# Fairness in IBM FL: Scikitlearn Logistic Classification

## Outline:
- [Add conda environment to Jupyter Notebook](#setup)
- [FL and Fairness](#intro)
- [Parties](#Parties)
    - [Party Configuration](#Party-Configuration)
    - [Party Setup](#Party-Setup)
- [Register All Parties Before Starting Training](#Register-All-Parties-Before-Starting-Training)
- [Visualize Results](#Visualize-Results)
- [Shut Down](#Shut-Down)

## Add conda environment to Jupyter Notebook <a name="setup"></a>

Please ensure that you have activated the `conda` environment following the instructions in the project README.

Once done, run the following commands in your terminal to install your conda environment into the Jupyter Notebook:

1. Once you have activated the conda environment, install the `ipykernel` package: `conda install -c anaconda ipykernel`

2. Next, install the `ipykernel` module within Jupyter Notebook: `python -m ipykernel install --user --name=<conda_env>`

3. Finally, restart the jupyter notebook once done. Ensure that you are running this Notebook from `<project_path>/Notebooks`, where project_path is the directory where the IBMFL repository was cloned.

When the Notebook is up and running it may prompt you to choose the kernel. Use the drop down to choose the kernel name same as that chosen when running `conda activate <conda_env>`. If no prompt shows up, you can change the kernel by clicking _Kernel_ > _Change kernel_ > _`<conda_env>`_.

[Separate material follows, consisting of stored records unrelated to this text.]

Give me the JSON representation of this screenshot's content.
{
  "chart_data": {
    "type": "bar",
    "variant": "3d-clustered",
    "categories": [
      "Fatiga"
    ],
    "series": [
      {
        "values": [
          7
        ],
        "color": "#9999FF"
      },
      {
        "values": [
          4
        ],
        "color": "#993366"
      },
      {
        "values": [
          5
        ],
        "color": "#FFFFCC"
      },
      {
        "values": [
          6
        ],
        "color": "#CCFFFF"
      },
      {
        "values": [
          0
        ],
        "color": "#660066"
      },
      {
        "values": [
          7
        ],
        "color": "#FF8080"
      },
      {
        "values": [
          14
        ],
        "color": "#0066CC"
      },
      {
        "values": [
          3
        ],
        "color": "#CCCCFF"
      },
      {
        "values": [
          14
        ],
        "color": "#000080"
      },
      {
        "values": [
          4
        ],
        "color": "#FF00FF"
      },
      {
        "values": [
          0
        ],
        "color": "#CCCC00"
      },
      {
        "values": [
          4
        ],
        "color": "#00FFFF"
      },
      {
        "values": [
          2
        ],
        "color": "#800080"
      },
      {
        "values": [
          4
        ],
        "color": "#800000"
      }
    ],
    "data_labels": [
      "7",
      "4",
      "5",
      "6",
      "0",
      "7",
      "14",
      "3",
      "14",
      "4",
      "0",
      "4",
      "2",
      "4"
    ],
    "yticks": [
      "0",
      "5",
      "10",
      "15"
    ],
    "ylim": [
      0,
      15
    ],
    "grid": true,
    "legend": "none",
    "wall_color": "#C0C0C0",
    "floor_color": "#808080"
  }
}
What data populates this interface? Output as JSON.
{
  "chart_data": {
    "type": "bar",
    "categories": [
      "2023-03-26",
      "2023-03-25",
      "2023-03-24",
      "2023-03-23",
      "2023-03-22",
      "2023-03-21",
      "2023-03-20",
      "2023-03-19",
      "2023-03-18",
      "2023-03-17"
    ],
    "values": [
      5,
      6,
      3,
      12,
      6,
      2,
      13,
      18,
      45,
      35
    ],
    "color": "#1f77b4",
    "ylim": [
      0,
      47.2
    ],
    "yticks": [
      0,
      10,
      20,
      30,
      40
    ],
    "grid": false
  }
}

## Federated Learning (FL) <a name="intro"></a>

**Federated Learning (FL)** is a distributed machine learning process in which each participant node (or party) retains their data locally and interacts with  other participants via a learning protocol. In this notebook, we demonstrate the adaption and usage of popular bias mitigation techniques for FL. We examine bias from the perspective of social fairness, as opposed to contribution fairness.

Bias mitigation approaches in machine learning mainly measure and reduce undesired bias with respect to a *sensitive attribute*, such as *age* or *race*, in the training dataset.

We utilize [IBM FL](https://github.com/IBM/federated-learning-lib) to have multiple parties train a classifier to predict whether a person in the [Adult dataset](http://archive.ics.uci.edu/ml/datasets/Adult) makes over $50,000 a year. We have adapted 2 centralized fairness methods, Reweighing and Prejudice Remover, into 3 federated learning bias mitigation methods: Local Reweighing, Global Reweighing with Differential Privacy, and Federated Prejudice Removal.

For a more technical dive into IBM FL, refer the whitepaper [here](https://arxiv.org/pdf/2007.10987.pdf).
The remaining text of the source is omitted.